Red-fir Forest Structure and Health in Active Fire Regime Landscapes

 

Mentor: Marc Meyer (USDA Forest Service Pacific Southwest Region)

 

Contemporary, unlogged landscapes with an active fire regime provide ideal reference sites for quantifying the Natural Range of Variation (NRV) with respect to stand and landscape-level variables in Sierra Nevada forests. Recent studies within these active fire regime landscapes have provided numerous insights in the NRV of mixed conifer and yellow pine forests, but currently this information is lacking for red fir (Abies magnifica) forest ecosystems in the bioregion. Such information is timely since many red fir forests in the region are exhibiting early signs of moisture stress and compromised health. We propose to address this information need by quantifying stand and health variables in reference red fir forests that have burned within their historic fire return interval.
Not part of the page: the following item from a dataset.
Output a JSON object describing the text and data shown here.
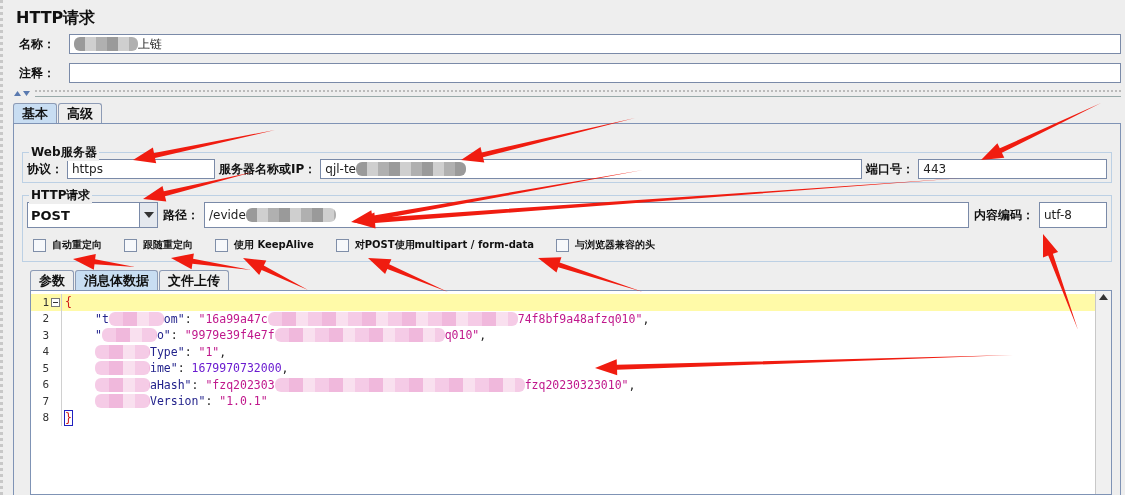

Our aim is to provide estimates of the NRV of red fir forest structure and health across a range of red fir forest types, topographies, and geographic regions of the Sierra Nevada. Results of this study will be supportive of forest management planning efforts in the Sierra Nevada.

 

Effects of Fire on Seedling Germination of the Giant Sequoia

Mentor: Thomas Reyes (NPS)

Giant sequoias (Sequoiadendron giganteum) can become ancient and massive trees but only exist in 74 groves scattered across the Sierra Nevada. A recent study of the three sequoia groves in Yosemite National Park provided a complete tree demography as well as valuable insight on the health and status of these unique ecosystems.  A startling finding was that there are few young trees and no seedlings in the Merced and Tuolumne Groves, likely a result of insufficient fire in past decades.  A long history of fire suppression has left these groves with few canopy openings for new seedlings to germinate and thrive. As a consequence of actions taken to fight the massive Rim Fire in 2013, these two adjacent groves (the Merced Grove prevented from burning; the Tuolumne Grove back-burned as a protection measure) have serendipitously become a controlled study testing the recommendation for increased clearing and understory burning. This study proposes to take advantage of this window of opportunity to examine the effects of fire on giant sequoia seedling germination at these groves.  The student will also be given the opportunity to develop their own research question that will help guide future management actions and ensure the development a healthy new generation of giant sequoias.